Just when you think you've heard them all, another diet trend hits the market. This time it's the "low-acid" diet, which purports that there are health benefits to restricting the intake of foods and beverages that are high-acid, and thus have a low pH (the lower the pH, the higher a food's acidity).
All foods and beverages have acidity levels on a pH scale of 0 to 14, with distilled water falling in the neutral range at a pH of 7. In general, low-acid foods include beans, nuts, olive oil, fruits such as watermelon and grapefruit, and vegetables including lettuce, broccoli and celery. Foods that are high-acid include processed foods, coffee, alcohol and animal proteins, including dairy products, chicken, fish and red meat.
Claims have been made about the potential health advantages of a low-acid diet, including lowered disease-causing inflammation and improved overall health, as well as treating conditions like acid reflux and osteoporosis.

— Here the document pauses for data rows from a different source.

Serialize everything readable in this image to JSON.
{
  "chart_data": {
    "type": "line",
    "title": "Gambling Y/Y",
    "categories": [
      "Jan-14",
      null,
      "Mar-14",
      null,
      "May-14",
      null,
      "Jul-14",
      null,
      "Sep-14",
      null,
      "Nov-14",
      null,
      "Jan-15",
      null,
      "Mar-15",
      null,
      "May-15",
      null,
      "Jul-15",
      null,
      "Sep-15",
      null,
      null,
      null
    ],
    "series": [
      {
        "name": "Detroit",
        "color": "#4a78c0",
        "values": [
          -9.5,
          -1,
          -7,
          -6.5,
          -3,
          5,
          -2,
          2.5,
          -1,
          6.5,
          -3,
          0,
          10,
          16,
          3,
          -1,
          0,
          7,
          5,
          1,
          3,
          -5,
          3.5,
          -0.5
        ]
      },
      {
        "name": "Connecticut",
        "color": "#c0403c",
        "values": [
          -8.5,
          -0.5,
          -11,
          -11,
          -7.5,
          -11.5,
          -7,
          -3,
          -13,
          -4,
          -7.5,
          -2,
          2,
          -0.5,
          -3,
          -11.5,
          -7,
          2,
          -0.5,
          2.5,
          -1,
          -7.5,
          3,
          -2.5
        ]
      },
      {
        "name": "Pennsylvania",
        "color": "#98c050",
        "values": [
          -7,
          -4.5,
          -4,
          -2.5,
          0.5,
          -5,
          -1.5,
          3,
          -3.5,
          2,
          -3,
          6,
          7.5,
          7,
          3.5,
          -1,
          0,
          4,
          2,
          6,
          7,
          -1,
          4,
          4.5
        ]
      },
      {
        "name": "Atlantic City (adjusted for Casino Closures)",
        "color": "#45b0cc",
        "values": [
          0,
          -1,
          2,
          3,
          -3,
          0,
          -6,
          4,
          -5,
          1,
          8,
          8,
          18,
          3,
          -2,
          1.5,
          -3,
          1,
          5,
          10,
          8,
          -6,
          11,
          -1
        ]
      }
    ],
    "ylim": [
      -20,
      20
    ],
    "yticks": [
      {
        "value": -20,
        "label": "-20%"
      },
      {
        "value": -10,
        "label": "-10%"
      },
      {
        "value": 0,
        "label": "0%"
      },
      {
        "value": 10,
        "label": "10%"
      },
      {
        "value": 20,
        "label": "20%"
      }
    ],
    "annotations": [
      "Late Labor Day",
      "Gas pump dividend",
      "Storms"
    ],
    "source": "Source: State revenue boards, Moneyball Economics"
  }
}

Still, there's not much proof that healthy people need to worry about their dietary acid intake, but the low-acid diet follows the general principles for health outlined by most health organizations, including theU.S. Department of Agriculturedietary guidelines: Eat more fruits and vegetables, fewer processed foods, and replace some animal proteins with plant proteins.
Health experts report that there's no good evidence that you need to regulate the acidity of your diet, because your body does a good job of this on its own: Your blood pH is maintained tightly at 7.35 to 7.45. However, there is some science linking low-acid diets with bone health, because high-animal protein diets — essentially high-acid diets — appear to boost mineral loss from bones.
Also, the diet may be useful for treating laryngopharyngeal reflux. A 2011 study of 20 subjects with reflux reported a 95 percent improvement in symptoms when they followed a strict low-acid diet, but more research is needed. Eat more plant foods and less animal proteins: simple health advice everyone can benefit from.